Прикосновение металла к телу – почему-то такое теплое, так неожиданно. И металл этот почему-то мягкий, под прикосновениями Скуало он податливо приминался, будто живое тело. Если бы мечник не знал, кто перед ним, ему бы и в голову не пришло назвать это металлом. Но он знал. Существо перед ним – гигантская машина, созданная для убийств и запрограммированная только на убийства, наводящий ужас плод фантазии ученых и инженеров, Гола Моска. Но почему-то капитан не ощущал должного страха перед ним. Наоборот, хотелось лишний раз прикоснуться, провести ладонью по передней панели железного чудовища. Ведь он так близко, только руку протянуть, всего лишь...

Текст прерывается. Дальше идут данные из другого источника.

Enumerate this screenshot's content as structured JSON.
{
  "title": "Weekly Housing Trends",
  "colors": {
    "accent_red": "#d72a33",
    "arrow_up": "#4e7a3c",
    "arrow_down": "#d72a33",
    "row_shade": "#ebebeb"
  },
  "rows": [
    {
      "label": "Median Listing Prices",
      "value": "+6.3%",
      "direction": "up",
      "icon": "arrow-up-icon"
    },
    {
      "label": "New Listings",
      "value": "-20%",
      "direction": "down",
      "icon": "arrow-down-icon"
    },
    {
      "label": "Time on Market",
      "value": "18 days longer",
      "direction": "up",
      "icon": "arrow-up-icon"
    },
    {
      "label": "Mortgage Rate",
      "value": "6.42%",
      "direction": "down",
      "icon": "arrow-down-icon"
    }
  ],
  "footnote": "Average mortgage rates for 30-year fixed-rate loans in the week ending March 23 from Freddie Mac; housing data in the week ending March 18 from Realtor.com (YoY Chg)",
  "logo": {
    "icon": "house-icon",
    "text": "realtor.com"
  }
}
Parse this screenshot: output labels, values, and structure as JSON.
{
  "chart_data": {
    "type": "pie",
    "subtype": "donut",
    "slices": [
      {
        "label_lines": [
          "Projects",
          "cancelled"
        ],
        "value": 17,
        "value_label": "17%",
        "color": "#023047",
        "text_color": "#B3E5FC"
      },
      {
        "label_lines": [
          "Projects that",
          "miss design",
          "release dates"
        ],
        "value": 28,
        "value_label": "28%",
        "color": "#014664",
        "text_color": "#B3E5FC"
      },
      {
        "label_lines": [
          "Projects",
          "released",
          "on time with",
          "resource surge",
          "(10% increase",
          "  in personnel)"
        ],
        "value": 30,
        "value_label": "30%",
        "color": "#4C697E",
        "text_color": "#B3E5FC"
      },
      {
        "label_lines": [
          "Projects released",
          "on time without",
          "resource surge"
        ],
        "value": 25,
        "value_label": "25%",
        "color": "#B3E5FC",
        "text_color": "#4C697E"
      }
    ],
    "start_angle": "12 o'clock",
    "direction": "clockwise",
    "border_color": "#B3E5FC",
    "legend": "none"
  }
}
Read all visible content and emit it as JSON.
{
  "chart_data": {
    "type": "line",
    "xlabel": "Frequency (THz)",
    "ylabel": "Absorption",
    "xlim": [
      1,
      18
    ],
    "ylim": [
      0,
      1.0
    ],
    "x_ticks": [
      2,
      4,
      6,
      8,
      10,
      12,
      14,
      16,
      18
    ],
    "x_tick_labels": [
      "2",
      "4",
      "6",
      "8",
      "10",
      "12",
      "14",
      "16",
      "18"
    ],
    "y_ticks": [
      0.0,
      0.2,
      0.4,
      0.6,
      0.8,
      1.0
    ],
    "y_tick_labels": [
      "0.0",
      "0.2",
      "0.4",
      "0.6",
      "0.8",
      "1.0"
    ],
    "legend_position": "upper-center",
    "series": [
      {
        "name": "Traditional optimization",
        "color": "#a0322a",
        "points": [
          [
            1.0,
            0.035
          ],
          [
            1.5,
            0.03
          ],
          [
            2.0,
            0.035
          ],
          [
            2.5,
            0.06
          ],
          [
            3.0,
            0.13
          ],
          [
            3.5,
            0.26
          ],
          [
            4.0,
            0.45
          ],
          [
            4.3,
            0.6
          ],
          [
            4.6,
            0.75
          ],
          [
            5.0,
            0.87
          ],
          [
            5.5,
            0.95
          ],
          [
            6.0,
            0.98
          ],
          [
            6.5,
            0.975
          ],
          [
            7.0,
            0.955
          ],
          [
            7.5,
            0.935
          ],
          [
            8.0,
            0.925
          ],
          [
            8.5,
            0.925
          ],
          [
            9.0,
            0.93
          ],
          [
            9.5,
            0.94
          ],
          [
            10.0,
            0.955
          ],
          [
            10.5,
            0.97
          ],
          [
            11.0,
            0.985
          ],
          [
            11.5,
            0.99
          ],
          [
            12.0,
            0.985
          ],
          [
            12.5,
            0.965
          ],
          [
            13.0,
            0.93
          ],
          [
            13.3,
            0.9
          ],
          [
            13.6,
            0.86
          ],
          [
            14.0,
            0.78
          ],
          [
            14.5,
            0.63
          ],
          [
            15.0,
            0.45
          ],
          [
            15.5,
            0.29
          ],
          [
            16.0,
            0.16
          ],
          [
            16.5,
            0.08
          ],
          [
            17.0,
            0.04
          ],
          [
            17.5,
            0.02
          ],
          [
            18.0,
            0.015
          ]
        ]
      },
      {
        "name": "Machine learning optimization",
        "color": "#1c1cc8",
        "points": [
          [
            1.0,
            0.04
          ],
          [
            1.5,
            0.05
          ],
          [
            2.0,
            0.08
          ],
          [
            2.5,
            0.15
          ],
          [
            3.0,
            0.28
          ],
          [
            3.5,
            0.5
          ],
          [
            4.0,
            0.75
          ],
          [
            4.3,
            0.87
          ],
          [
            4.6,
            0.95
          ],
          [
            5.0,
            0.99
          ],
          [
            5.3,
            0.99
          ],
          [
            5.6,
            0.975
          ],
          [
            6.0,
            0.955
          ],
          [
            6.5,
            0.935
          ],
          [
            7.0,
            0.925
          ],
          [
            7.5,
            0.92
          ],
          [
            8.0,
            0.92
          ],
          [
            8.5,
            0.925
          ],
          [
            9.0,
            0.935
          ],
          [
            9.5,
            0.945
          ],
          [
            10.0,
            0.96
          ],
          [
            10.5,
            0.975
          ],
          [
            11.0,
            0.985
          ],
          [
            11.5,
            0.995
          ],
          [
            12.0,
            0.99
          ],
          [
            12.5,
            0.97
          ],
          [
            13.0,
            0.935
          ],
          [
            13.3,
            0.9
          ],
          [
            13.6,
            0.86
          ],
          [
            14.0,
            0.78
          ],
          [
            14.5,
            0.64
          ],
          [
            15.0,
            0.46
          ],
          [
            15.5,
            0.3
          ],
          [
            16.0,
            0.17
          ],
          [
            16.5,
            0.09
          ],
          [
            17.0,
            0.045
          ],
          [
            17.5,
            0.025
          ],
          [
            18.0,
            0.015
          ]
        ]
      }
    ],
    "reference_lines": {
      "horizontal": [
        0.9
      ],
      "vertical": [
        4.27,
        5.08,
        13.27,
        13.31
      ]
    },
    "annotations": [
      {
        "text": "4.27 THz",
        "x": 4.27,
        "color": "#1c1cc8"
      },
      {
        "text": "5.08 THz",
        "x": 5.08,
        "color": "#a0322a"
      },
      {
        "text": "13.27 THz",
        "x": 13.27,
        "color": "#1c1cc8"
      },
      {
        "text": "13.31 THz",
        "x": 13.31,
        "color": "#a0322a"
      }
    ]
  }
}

Из странно-сладкой грёзы Скуало вырвал разрывающий барабанные перепонки звук будильника. Определенно, эта машина – куда более страшное исчадие ада, чем Гола Моска. И создавалось это проклятие человечества запрограммированным если не на убийства, то на пытки точно. Прорычав несколько замысловатых ругательств, Суперби выключил будильник и упал лицом в подушку. Еще одно утро, еще одно воспоминание об еще одном странном сновидении. Скуало уже совсем перестал удивляться причудам своего мозга, да и вообще больше ничему в жизни не удивлялся. В Варии вообще быстро понимаешь, что не существует ничего, чему можно было бы поражаться. И даже тот факт, что каждую ночь Суперби видел во сне одно и то же подлинное безумие, казался ему нормальным явлением. Мягкий и теплый металл наяву всегда оказывается подушкой или одеялом, которые во сне были преобразованы подсознанием в жестокую машину. И каждый раз, когда мечник решал сам коснуться Гола Моски, звенел будильник. Не иначе как ревнует, мелкая железяка.

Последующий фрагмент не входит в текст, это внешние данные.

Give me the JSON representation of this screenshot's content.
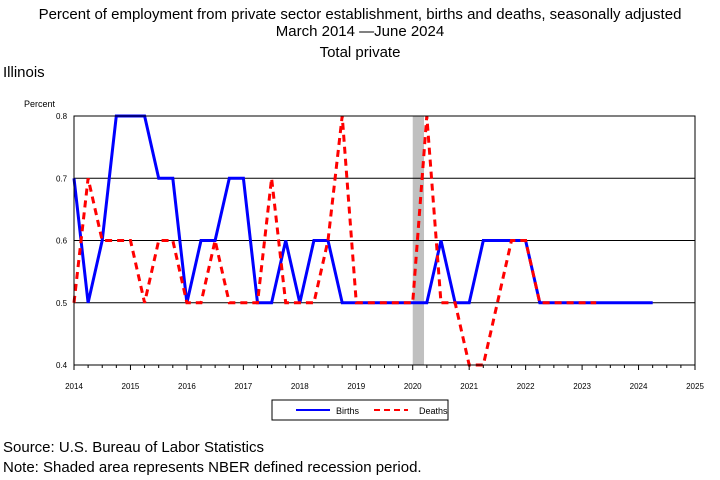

Внутренний голос твердо приказал вставать, и Скуало подчинился. Дальше всё как обычно: умыться, одеться, прикрикнуть на кого-нибудь из офицеров ради развлечения, сесть расчесывать волосы. Единственный и неизменный путь выживания по утрам в дурдоме «Вария».

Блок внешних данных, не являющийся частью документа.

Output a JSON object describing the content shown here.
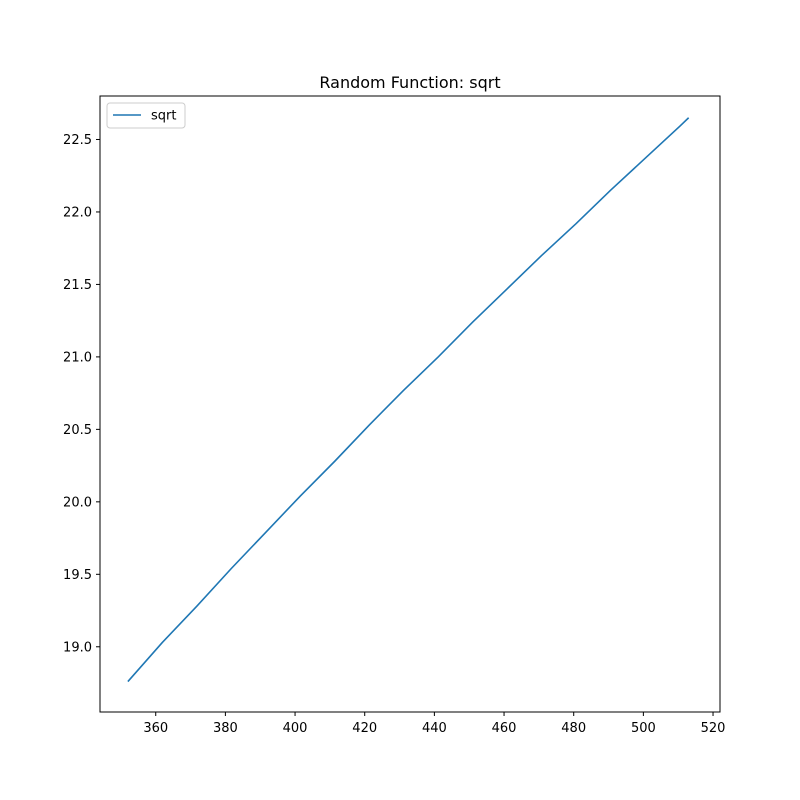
{
  "chart_data": {
    "type": "line",
    "title": "Random Function: sqrt",
    "xlabel": "",
    "ylabel": "",
    "xlim": [
      344,
      522
    ],
    "ylim": [
      18.55,
      22.8
    ],
    "x_ticks": [
      360,
      380,
      400,
      420,
      440,
      460,
      480,
      500,
      520
    ],
    "x_tick_labels": [
      "360",
      "380",
      "400",
      "420",
      "440",
      "460",
      "480",
      "500",
      "520"
    ],
    "y_ticks": [
      19.0,
      19.5,
      20.0,
      20.5,
      21.0,
      21.5,
      22.0,
      22.5
    ],
    "y_tick_labels": [
      "19.0",
      "19.5",
      "20.0",
      "20.5",
      "21.0",
      "21.5",
      "22.0",
      "22.5"
    ],
    "grid": false,
    "legend_position": "top-left",
    "series": [
      {
        "name": "sqrt",
        "color": "#1f77b4",
        "x": [
          352,
          361.9,
          371.8,
          381.7,
          391.6,
          401.5,
          411.4,
          421.3,
          431.2,
          441.1,
          451.0,
          460.9,
          470.8,
          480.7,
          490.6,
          500.5,
          510.4,
          513.0
        ],
        "y": [
          18.76,
          19.03,
          19.28,
          19.54,
          19.79,
          20.04,
          20.28,
          20.53,
          20.77,
          21.0,
          21.24,
          21.47,
          21.7,
          21.92,
          22.15,
          22.37,
          22.59,
          22.65
        ]
      }
    ]
  }
}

Пытаясь распутать очередной колтун в своей великолепной шевелюре, Суперби невольно задумался о жизни и о своем нынешнем положении. Даже при том, что его не удивляли постоянные однотипные сны о Моске, они не могли не напрягать. Ладно бы только сны, ведь и наяву машина не оставляла его. Мысли о том, каков же Гола Моска на ощупь, преследовали мечника и пугали, ведь это совсем не было похоже на простой детский интерес. Настоящее наваждение, не оставляющее ни на секунду желание, граничащее чуть ли не с телесным вожделением, вот что это. Ах, как бы проще всё было, будь Моска человеком. Скуало бы назвал свое чувство любовью, а может быть, даже признался бы. И жил бы потом счастливо. Но к сожалению – а может и к счастью, кто знает, как всё могло бы сложиться – Гола Моска был машиной. А у машины нет души, и сердца тоже нет. Поэтому сам он любить не умеет, и любить его – пустая трата времени и нервов, так что все эти странные чувства – точно не любовь.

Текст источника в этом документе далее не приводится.